The latest two generations make a lot of jokes about dying, but despite the cavalier humor, they rarely actually do it. Don't get me wrong — that's a good thing and you really shouldn't commit suicide. If you apply yourself, there is fucking magic inside you and I really hope I'm around to see the crazy shit you pull off. The weird thing about our generations, though, is that despite our escapist death-longing, we rarely actually live like we believe we are going to die. I'm sure that on an intellectual level, we get it. We realize it. We know we're going to die.
But that knowledge doesn't actually affect the way that we live. And that is a problem. There's no need for direction or accomplishment if you have unlimited time. We hear all the time "you have all the time in the world" — NO. You fucking don't. You have, on average, about 85 years. By the time I realized this, I had 50.
Actively remembering and thinking about the fact that you will fucking die, and that it could be in 30 seconds will push you to climb higher almost every day. When I actively consider my impending doom, the next hour becomes so much more important to me: what can I accomplish right now that my children will be proud of? If I die, what story will the person who finds me tell their loved ones? How can I inspire greatness through my death?
If I die right now, I will be found with a bourbon sour, made the right way, at a computer on a desk where I do work that inspires people. They will know that I worked, and that I took the time to enjoy life.
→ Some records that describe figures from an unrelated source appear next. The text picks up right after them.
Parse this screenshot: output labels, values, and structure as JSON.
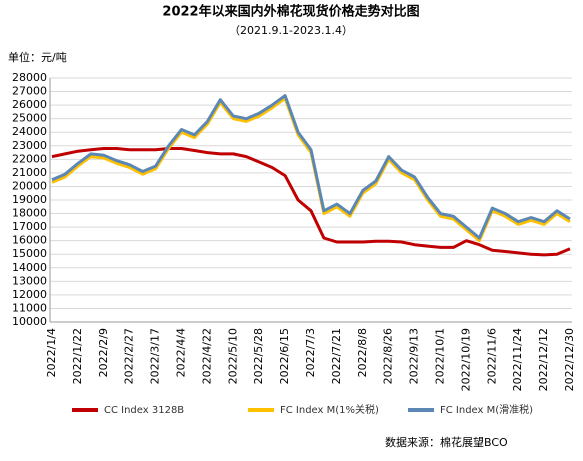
{
  "chart_data": {
    "type": "line",
    "title": "2022年以来国内外棉花现货价格走势对比图",
    "subtitle": "（2021.9.1-2023.1.4）",
    "y_label": "单位：元/吨",
    "source": "数据来源：棉花展望BCO",
    "categories": [
      "2022/1/4",
      null,
      "2022/1/22",
      null,
      "2022/2/9",
      null,
      "2022/2/27",
      null,
      "2022/3/17",
      null,
      "2022/4/4",
      null,
      "2022/4/22",
      null,
      "2022/5/10",
      null,
      "2022/5/28",
      null,
      "2022/6/15",
      null,
      "2022/7/3",
      null,
      "2022/7/21",
      null,
      "2022/8/8",
      null,
      "2022/8/26",
      null,
      "2022/9/13",
      null,
      "2022/10/1",
      null,
      "2022/10/19",
      null,
      "2022/11/6",
      null,
      "2022/11/24",
      null,
      "2022/12/12",
      null,
      "2022/12/30"
    ],
    "series": [
      {
        "name": "CC Index 3128B",
        "color": "#c00000",
        "values": [
          22200,
          22400,
          22600,
          22700,
          22800,
          22800,
          22700,
          22700,
          22700,
          22800,
          22800,
          22650,
          22500,
          22400,
          22400,
          22200,
          21800,
          21400,
          20800,
          19000,
          18200,
          16200,
          15900,
          15900,
          15900,
          15950,
          15950,
          15900,
          15700,
          15600,
          15500,
          15500,
          16000,
          15700,
          15300,
          15200,
          15100,
          15000,
          14950,
          15000,
          15400
        ]
      },
      {
        "name": "FC Index M(1%关税)",
        "color": "#ffc000",
        "values": [
          20300,
          20700,
          21500,
          22200,
          22100,
          21700,
          21400,
          20900,
          21300,
          22800,
          24000,
          23600,
          24600,
          26200,
          25000,
          24800,
          25200,
          25800,
          26500,
          23800,
          22500,
          18000,
          18500,
          17800,
          19500,
          20200,
          22000,
          21000,
          20500,
          19000,
          17800,
          17600,
          16800,
          16000,
          18200,
          17800,
          17200,
          17500,
          17200,
          18000,
          17400
        ]
      },
      {
        "name": "FC Index M(滑准税)",
        "color": "#5b87b5",
        "values": [
          20500,
          20900,
          21700,
          22400,
          22300,
          21900,
          21600,
          21100,
          21500,
          23000,
          24200,
          23800,
          24800,
          26400,
          25200,
          25000,
          25400,
          26000,
          26700,
          24000,
          22700,
          18200,
          18700,
          18000,
          19700,
          20400,
          22200,
          21200,
          20700,
          19200,
          18000,
          17800,
          17000,
          16200,
          18400,
          18000,
          17400,
          17700,
          17400,
          18200,
          17600
        ]
      }
    ],
    "ylim": [
      10000,
      28000
    ],
    "yticks": [
      10000,
      11000,
      12000,
      13000,
      14000,
      15000,
      16000,
      17000,
      18000,
      19000,
      20000,
      21000,
      22000,
      23000,
      24000,
      25000,
      26000,
      27000,
      28000
    ],
    "grid": true
  }
}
The individual that finds me will read this. They will think about that, and they will share it when they go home. The Medical Examiner that does my autopsy will find broken bones, and then muscles which have recently been damaged by working out and practicing martial arts, despite those broken bones.
My corpse will challenge them.
I want you to read these words, and I want you to know that I fucking mean them:
You are going to die. When you do — in 30 seconds, in an hour, three days from now, or 60 years from now — will it matter? Will it matter to anyone that isn't sad about it? Will you inspire at least those who cared enough to be sad?